Let’s, as an example, consider two companies using face recognition for two different uses – one for disease diagnosis and fashion recommendation.

These companies would definitely not be competitors. Yet, today, both are most likely developing a crucial part of their system – face recognition – in parallel. This means duplicate work and a waste of data scientists' time and money.

In an OSDS world, both companies would work on an open face detection project, contributing code and data to help battle edge cases and create a more robust solution. By doing so, they could dedicate fewer data scientists to the task compared to the current state, and have them focus on tougher, more critical problems.

Data scientists wanting to learn, contribute and showcase their skills to improve their portfolio would jump in to identify bugs, and inefficiencies and create alternative models that prioritize various metrics for different use cases, as seen in the Ethical AI Community project, created to support, or in other initiatives such as Open Future.
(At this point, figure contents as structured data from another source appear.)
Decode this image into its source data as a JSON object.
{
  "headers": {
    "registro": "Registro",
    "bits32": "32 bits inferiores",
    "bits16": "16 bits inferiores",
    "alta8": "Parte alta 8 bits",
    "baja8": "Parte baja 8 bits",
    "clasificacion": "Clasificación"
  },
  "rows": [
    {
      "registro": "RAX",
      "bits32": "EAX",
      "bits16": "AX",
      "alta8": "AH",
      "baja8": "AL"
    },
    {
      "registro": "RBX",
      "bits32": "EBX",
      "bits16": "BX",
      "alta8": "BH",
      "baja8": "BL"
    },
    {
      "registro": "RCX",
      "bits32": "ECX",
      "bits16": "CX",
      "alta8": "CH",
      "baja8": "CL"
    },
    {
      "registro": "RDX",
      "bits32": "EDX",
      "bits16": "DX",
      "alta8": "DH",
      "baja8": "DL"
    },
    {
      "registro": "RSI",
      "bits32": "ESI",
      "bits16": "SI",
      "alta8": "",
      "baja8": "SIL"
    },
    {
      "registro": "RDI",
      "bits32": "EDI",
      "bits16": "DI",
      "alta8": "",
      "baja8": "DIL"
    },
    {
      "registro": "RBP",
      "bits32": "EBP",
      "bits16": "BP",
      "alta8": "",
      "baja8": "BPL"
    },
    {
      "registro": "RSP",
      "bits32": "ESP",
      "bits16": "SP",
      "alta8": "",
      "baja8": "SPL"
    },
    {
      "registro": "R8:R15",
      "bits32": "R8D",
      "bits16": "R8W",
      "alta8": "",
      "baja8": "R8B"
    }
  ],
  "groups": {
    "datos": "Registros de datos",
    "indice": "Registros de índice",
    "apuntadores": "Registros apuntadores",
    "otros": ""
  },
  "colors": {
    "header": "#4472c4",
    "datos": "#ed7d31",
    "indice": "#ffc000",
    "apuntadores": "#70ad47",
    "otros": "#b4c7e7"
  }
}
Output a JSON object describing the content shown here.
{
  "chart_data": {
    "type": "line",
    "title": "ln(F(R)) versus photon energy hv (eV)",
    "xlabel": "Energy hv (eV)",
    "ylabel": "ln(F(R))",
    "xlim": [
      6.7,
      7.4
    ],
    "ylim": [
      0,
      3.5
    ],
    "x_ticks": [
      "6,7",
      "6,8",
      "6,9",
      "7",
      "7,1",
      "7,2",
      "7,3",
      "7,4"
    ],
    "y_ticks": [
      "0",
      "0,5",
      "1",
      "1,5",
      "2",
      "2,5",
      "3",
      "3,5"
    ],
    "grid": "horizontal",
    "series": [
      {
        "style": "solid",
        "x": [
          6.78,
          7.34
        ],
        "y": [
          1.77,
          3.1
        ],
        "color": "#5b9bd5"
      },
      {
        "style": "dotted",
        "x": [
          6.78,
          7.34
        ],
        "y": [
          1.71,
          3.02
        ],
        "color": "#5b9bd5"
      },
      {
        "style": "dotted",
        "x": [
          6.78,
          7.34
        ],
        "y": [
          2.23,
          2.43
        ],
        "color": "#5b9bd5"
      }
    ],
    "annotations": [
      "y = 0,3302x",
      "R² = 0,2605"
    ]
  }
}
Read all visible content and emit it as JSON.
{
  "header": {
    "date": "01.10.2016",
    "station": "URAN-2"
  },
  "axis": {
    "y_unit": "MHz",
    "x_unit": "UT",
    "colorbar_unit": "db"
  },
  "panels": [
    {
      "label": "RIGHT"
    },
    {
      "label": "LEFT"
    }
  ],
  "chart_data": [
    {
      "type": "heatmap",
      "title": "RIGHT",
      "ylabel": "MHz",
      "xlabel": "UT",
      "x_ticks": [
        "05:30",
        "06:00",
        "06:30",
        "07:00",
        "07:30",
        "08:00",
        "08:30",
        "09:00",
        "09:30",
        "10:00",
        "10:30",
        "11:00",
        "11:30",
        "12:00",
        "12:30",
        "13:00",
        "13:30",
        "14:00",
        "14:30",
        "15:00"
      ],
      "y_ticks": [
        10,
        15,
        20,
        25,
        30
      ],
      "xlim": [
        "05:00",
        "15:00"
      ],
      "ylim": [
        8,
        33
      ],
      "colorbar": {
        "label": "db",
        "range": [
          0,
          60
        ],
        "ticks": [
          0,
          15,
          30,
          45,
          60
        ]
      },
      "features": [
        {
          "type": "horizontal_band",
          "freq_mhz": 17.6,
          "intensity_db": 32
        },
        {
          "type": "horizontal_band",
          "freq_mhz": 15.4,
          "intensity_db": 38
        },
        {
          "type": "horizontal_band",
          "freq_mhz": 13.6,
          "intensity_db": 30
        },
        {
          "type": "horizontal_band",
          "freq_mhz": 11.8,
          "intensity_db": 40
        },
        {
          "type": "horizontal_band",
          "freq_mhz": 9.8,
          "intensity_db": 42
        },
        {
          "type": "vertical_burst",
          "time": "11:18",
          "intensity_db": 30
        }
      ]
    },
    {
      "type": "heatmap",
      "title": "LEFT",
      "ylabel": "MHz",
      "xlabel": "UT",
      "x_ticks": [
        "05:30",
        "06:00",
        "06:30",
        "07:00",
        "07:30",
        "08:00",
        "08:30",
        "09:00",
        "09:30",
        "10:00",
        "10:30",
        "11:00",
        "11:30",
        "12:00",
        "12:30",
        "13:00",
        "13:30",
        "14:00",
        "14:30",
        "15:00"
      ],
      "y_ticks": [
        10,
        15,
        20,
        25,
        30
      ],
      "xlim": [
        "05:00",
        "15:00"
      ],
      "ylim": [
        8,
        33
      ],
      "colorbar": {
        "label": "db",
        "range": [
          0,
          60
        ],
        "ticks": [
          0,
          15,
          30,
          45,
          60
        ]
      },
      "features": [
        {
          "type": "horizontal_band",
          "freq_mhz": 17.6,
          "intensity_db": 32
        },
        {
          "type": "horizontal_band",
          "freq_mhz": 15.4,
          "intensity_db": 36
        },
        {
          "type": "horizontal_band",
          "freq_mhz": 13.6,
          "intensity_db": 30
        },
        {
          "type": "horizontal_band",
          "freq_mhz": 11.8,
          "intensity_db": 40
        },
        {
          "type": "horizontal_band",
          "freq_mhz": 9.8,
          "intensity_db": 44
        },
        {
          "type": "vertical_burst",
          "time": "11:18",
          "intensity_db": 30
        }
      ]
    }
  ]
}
Collaboration key to a more ethically-driven AI

An emerging issue in the field of AI is the growing recognition of the importance and interest in solving issues relating to biases and fairness. OSDS can be a major part of the solution to correcting this worrisome phenomenon.

For example, users can access datasets and find data bugs, like missing data for underrepresented minorities. Then, collaborators can help "fix" the dataset by submitting appropriate data points, or even start crowdsourcing campaigns to contribute to them and remove the extant biases in the dataset.

In brief, the benefits of OSDS are:

  • Making high-quality resources accessible to the broader community
  • Solving the problem of reproducibility, by creating reliable open source data science projects for better results, fairer models, and more reliable performances
  • More efficient use of data scientists across projects
  • Guaranteeing a positive impact on AI transparency, diversity and inclusion

Just like Cubism was a revolutionary approach to representing reality from different views of subjects together in the same picture, OSDS brings together different perspectives, angles, and points of view of the same reality, and at the same time for a more representative and inclusive model.

Through openness and collaboration, open source data science, far from being the only answer for a more ethically-driven AI, can help reduce bias and bring more fairness and equity to the world.